Someone might discover a gene controlling how big elephants grow next week. More likely they will not, and maybe hundreds of interacting genes are involved. Given that elephant size is not a particularly significant scientific problem in itself, we might never find out all the details, even if we come to understand the general principles much better than we do now.
Of course, there is a method that has a good chance of being able to create a pigmy elephant for you. Find the smallest male and the smallest female elephants that you can, and breed them together. Select their smallest male and female offspring and breed them together. Repeat, over the generations, until your desired size it attained.
Darwin discovered natural selection after studying artificial selection of this sort. In neither case do you have to understand what is going on inside the organisms for the process to work.
I was going to say that, too, but you might still have issues with the epigenetics. For a simple example, the organism might have evolved some restriction enzymes that don’t attack any sequences in the organism’s own DNA, but which defend against viral intrusions. Change which codons you’re using for the amino acids, though, and you might end up with some of those sequences after all.

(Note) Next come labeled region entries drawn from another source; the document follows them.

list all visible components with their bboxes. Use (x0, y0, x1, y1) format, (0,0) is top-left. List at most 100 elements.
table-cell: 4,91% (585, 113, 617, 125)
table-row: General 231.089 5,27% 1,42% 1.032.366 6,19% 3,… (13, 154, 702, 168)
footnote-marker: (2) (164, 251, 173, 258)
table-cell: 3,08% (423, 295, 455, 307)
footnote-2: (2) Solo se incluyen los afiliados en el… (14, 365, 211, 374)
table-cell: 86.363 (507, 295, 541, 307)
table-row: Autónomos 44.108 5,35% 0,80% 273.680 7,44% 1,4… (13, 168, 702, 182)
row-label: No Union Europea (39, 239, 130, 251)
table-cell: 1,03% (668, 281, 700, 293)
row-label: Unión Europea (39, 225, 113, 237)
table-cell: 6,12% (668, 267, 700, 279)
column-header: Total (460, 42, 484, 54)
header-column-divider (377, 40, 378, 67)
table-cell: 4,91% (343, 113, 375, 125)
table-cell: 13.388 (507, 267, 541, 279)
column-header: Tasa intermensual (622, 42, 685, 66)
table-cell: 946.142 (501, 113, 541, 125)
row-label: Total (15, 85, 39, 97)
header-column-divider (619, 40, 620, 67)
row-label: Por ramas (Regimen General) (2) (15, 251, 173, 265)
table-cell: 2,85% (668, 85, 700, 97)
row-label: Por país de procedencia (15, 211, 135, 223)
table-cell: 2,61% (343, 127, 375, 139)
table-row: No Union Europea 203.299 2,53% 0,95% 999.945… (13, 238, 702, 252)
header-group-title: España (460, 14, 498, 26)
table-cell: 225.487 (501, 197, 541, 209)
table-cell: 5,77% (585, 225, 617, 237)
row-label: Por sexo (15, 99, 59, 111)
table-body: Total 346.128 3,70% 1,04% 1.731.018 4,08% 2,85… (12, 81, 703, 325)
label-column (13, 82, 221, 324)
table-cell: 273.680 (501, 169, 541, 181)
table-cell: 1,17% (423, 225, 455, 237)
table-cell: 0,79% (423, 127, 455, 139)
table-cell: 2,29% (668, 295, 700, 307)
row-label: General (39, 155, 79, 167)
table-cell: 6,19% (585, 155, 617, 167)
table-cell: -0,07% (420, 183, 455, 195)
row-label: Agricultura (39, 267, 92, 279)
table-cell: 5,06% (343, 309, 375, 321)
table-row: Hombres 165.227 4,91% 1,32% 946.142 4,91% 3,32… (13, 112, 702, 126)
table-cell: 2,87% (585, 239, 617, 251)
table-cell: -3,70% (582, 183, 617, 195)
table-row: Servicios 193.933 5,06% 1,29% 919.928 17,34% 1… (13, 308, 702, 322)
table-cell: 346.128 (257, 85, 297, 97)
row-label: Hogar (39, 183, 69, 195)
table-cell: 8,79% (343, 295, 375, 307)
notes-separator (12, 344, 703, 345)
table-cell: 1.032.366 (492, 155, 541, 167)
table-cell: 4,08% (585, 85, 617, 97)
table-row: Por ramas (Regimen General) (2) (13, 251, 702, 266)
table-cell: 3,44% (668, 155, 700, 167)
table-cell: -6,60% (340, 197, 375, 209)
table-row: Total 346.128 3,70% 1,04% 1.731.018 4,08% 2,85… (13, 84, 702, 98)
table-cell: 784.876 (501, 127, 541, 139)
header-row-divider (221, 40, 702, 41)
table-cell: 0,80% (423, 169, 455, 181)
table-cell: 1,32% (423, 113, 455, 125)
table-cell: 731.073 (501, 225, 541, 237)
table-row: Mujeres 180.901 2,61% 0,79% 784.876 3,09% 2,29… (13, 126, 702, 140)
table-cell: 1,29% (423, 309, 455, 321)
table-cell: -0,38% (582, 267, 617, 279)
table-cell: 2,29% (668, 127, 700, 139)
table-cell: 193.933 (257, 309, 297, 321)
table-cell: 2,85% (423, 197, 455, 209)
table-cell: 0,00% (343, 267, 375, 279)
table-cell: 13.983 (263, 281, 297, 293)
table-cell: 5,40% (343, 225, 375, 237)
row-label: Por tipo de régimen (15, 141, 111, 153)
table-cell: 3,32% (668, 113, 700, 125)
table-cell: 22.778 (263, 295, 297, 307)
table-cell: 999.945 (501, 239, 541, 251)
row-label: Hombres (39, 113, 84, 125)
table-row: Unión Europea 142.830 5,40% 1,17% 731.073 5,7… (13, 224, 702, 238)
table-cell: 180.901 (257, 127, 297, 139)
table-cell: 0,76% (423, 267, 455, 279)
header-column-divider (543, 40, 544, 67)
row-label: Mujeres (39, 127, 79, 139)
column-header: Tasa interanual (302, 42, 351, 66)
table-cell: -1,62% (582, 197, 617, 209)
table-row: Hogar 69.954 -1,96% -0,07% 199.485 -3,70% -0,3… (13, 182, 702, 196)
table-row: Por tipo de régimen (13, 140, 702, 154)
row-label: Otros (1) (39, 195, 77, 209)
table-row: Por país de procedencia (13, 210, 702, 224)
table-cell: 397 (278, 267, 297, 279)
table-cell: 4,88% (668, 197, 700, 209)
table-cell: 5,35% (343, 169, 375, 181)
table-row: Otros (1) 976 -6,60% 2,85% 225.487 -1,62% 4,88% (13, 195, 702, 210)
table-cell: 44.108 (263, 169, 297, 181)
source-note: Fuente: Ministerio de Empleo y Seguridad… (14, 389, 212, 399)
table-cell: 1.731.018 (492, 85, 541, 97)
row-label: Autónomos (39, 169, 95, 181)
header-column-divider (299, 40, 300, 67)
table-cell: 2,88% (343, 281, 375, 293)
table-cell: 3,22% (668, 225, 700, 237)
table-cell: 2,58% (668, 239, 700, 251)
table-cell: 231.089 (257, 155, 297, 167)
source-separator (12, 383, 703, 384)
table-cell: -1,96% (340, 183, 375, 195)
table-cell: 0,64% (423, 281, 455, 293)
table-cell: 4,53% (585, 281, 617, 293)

For dwarf elephants it seems pretty likely that we would be able to do this. Dwarfism is just the result of various growth factors getting deactivated somehow.
So to create a dwarf elephant, we just find the genes that create Elephant Growth Hormone, and break one of them, creating an elephant with pituitary dwarfism. Growth hormone deficiency - Wikipedia.
It is very likely that the various dozens of species of island dwarf proboscideans evolved in exactly this way–a baby was born with a mutation that gave it pituitary dwarfism, and then a famine happened and most of the larger elephants starved while the dwarf elephant survived.
But the interesting thing is that if you could breed two dwarf elephants from different populations together, you might get a full sized elephant, if the mechanisms that caused dwarfism on the two islands were different, the offspring might be heterozygous for both genes and develop “normally” into a large elephant. This is assuming the dwarf elephant populations haven’t been isolated for so long that they were incapable of interbreeding.
Often mutations like this can be the result of a single nucleotide change that results in a single amino acid substitution in a critical enzyme, and the enzyme no longer functions properly.
So there are probably dozens of simple ways to easily create dwarf elephants, with varying side effects. The problem of course is that elephants are large animals, with long gestation periods, slow growth, are incredibly expensive to care for, and are an endangered species.
If you want to breed dwarf animals humans have already created dozens of examples, although not usually via genetic engineering but rather waiting for a trait that causes dwarfism to arise through natural mutation and then breeding those dwarfed animals. This is how you turn a wolf into a chihuahua.
Thank you. That’s what I wanted to know. I still need to do my homework! As a programmer I feel like this is all relevant to my interests.